While collating my thoughts on this Linked-in Hadoop discussion, found out that I needed more visuals to explain it first to myself🙂.
So, here are the many ways in which Hadoop MapReduce does offer an alternative in the big-big BI world-
Scenario 1: Use Hadoop and Hive as interface to BI tools. Pentaho reporting is already supported as of Hive 0.4.0.
Scenario 2: Use Hadoop for intial data polishing, and then dump to a SQL supported column based database near-real BI reporting. Aster data/Vertica /Greenplum sell themselves by advertising MapReduce connectors (or similar) heavily. The cost of SQL supported column based database is the only pain point here (+ the risk on how these actually scale vs what these promise)

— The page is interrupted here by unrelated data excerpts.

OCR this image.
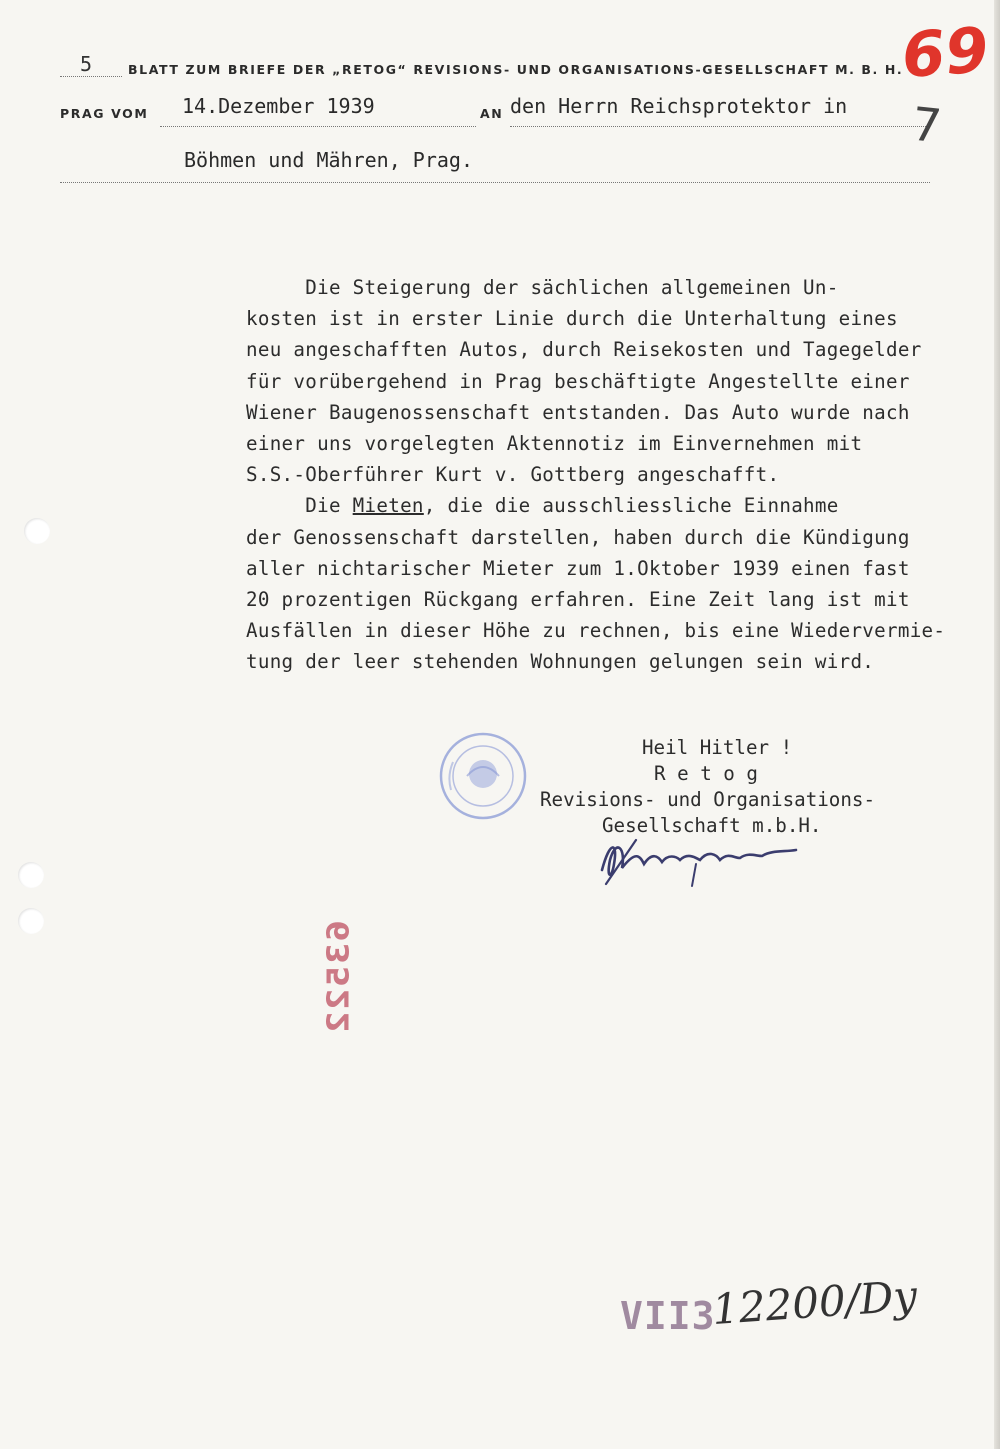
5	BLATT ZUM BRIEFE DER „RETOG“ REVISIONS- UND ORGANISATIONS-GESELLSCHAFT M. B. H.
PRAG VOM 14.Dezember 1939	AN den Herrn Reichsprotektor in
Böhmen und Mähren, Prag.
69
7
Die Steigerung der sächlichen allgemeinen Un-
kosten ist in erster Linie durch die Unterhaltung eines
neu angeschafften Autos, durch Reisekosten und Tagegelder
für vorübergehend in Prag beschäftigte Angestellte einer
Wiener Baugenossenschaft entstanden. Das Auto wurde nach
einer uns vorgelegten Aktennotiz im Einvernehmen mit
S.S.-Oberführer Kurt v. Gottberg angeschafft.
Die Mieten, die die ausschliessliche Einnahme
der Genossenschaft darstellen, haben durch die Kündigung
aller nichtarischer Mieter zum 1.Oktober 1939 einen fast
20 prozentigen Rückgang erfahren. Eine Zeit lang ist mit
Ausfällen in dieser Höhe zu rechnen, bis eine Wiedervermie-
tung der leer stehenden Wohnungen gelungen sein wird.
Heil Hitler !
R e t o g
Revisions- und Organisations-
Gesellschaft m.b.H.
63522
VII3
12200/Dy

Scenario 3: Use Hadoop for intial data polishing, and then dump to a SQL supported column based database near-real BI reporting. In case of Real time reporting, data can further be BI polished from column based databases to a fast regular RDBMS with BI support.
Scenario 4: The free way:)- Use Hadoop for intial data polishing, and then dump to a regular SQL database with BI support. The export from HDFS can be the Un-sqoop way. The onus would more be on the developer to dump only ready-for-report data (lesser) with most of the BI already completed as part of More MR step.
The important fact to note is that there might be additional costs on moving the major chunk of BI data analysis part to programmatic interfaces (SQL or MR).
I am not too much of a database-fallen-in-love type, so do like the way Hive can emerge as a potential BI reporting tool.